If you don't consider shell and awk to be programming languages, the POSIX standards do still provide the C programming language. The current version of the POSIX standards are built on top of the 1999 ISO C Standard. The next revision of the POSIX standards will be built on top of the 2011 or 2017 C standard (depending on whether the Austin Group or the ISO C committee gets their next revision ready first. At one time there were POSIX working groups working on Ada and C++ bindings to POSIX.1, but those groups are no longer active. The Austin Group does still work closely with both the ISO C and ISO C++ working groups and although there is no C++ compiler specified in the POSIX.2 standard, the ISO C++ standard libraries are intended to be fully compatible with the POSIX.1 standards.

I was once offered up as a sacrificial lamb to attend some meetings helping to define standards for the Linux operating system. I was immediately deemed to be an enemy of everything that committee wanted to do. I believed that standards were created to help users write portable code; everyone else in the room thought standards were written to constrain operating systems development. Where the SVID, XPG, SUS, and POSIX standard specified requirements that conforming operating systems had to supply; the LSB (Linux Standards Base) went a different way. The LSB defined the names of some functions that the Linux operating system had to supply, but only gave very brief descriptions of what those functions did. The definition of how those functions behaved is defined by the source code for the Linux operating system; not by any document that an applications programmer could use to determine how to write a portable application that would run on any Linux system. If you write an application that conforms to the LSB and it works on one Linux system today, there is no guarantee that it will work on any Linux operating system tomorrow.

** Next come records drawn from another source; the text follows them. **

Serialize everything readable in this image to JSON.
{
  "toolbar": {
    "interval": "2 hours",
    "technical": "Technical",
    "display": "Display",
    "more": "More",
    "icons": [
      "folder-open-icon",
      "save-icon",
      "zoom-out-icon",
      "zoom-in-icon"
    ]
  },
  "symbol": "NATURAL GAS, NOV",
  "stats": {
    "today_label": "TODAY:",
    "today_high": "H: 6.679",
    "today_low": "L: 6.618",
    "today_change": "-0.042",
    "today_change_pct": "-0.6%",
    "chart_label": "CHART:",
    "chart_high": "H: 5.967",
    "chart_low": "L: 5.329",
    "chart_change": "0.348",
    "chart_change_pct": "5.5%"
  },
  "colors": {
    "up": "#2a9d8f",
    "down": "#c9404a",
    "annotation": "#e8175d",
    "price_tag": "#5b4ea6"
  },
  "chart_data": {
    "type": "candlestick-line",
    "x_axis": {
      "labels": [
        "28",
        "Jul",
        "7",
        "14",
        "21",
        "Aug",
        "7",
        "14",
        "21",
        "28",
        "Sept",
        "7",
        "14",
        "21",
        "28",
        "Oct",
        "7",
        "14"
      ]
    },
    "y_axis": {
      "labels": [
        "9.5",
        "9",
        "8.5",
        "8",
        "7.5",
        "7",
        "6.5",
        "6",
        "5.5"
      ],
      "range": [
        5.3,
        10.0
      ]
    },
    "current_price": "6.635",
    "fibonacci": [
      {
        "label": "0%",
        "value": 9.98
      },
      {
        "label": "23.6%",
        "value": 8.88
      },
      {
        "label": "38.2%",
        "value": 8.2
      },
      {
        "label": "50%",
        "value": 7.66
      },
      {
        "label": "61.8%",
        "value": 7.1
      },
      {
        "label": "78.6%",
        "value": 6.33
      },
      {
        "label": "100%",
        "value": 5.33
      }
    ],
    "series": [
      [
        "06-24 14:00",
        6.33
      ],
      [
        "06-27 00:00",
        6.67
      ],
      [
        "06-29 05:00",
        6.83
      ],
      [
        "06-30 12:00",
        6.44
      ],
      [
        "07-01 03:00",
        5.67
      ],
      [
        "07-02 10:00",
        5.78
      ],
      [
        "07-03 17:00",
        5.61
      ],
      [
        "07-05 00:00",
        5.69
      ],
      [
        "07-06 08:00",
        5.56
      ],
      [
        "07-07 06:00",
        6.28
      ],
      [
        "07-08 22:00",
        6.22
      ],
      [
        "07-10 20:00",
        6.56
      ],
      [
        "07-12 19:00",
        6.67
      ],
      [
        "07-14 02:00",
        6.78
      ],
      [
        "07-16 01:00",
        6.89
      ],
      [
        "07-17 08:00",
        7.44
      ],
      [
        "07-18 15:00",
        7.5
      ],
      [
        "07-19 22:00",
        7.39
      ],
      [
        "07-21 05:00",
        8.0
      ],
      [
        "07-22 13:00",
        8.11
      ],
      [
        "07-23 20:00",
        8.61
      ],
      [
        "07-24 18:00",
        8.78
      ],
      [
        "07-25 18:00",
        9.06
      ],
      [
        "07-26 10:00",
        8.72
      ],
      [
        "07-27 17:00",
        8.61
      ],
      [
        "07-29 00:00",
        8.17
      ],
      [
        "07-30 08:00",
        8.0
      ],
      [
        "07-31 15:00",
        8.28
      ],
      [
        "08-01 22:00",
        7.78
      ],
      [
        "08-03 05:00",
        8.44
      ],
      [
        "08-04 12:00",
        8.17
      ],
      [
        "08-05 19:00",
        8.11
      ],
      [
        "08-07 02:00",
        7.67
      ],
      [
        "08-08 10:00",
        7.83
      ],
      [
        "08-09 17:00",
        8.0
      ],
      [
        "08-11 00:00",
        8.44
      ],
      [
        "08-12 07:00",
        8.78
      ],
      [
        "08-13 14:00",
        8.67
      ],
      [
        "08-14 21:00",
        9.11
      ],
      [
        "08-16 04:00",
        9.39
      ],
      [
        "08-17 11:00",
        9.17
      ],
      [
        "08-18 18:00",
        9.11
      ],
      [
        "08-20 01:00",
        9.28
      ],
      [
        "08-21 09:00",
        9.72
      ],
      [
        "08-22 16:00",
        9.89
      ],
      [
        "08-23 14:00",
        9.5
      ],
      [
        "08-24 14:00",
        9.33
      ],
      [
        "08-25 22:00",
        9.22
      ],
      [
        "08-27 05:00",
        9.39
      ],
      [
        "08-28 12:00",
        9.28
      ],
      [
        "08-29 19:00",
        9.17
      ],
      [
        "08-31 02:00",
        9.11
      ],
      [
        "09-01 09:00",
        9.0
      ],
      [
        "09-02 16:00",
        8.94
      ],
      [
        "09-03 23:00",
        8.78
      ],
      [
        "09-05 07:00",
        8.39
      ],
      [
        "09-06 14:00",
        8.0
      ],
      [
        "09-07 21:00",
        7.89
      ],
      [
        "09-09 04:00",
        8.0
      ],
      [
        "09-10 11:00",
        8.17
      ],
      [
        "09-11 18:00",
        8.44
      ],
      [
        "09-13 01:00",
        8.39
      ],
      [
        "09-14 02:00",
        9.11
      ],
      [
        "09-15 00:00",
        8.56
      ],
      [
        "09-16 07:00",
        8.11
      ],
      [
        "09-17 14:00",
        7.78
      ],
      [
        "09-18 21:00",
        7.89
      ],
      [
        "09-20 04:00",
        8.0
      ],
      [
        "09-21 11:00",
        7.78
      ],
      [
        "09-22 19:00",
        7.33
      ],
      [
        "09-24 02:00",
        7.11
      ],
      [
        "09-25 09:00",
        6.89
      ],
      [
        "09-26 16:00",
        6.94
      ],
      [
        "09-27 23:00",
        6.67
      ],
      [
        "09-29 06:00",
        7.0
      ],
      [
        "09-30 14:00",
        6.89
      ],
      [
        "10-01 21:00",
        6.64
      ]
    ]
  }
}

That was twenty-five years ago. Today, some Linux vendors actively participate in the Austin Group and try to mostly comply with POSIX requirements. (Note mostly; not completely. No Linux vendor has gotten a POSIX or UNIX certification demonstrating that their implementation passes the verification suites testing conformance to the POSIX standards nor the Single UNIX Specifications yet.)

Note that all of the above is my own biased opinion. Other people may well have different opinions.

joker · March 19, 2019, 5:55am

Thanks all for the participation.

I hope I did not make my statements in the way they are the truth, but just did show them as my own preferences(e. g. the statement that "Shell scripting is now programming language") . Others may have other preferences. (@Bakunin: I'm sure you have a great script library of portable scripts he can use when he needs them in any environment).

In overall my views have not changed. Portability may be an important goal in writing scripts. But one does not get it for free. And it's not cheap, because it impacts other objectives one might have in programming, which may be...

Ease of programming
Efficiency of Resources
Security
Robustness
Maintainability/Readability
Slim Programming Runtime Environment

But one can do easy things to keep portability and need not to break it lightly (Using BRE instead of ERE,...).

Despite being a bit interested in standardization, I was only reading news about that topic here and there. Thanks for the details Don. I gave up on that 20 years ago. Linux is absolutely great in terms of standardization like every distribution has it's own standard. \(See [xkcd: Standards](https://xkcd.com/927/)\).  Just kidding. The linux folks are not even able to get together in which file the hostname of the system should reside. In the end the decision was made by using systemd which had it at the fixed location /etc/hostname.

In all my time it has never come to a common way e. g. to configure persistent networking. There are about 50 different ways to do it.

I do not know that. But I assume, you know what you are speaking of. The question for me is, what is needed as a runtime which is needed as a base - as a compatibility layer. I think it's not that good to have 100 GB of every possible and well working programming language installed in every system. I would rather like to have that base not too fat.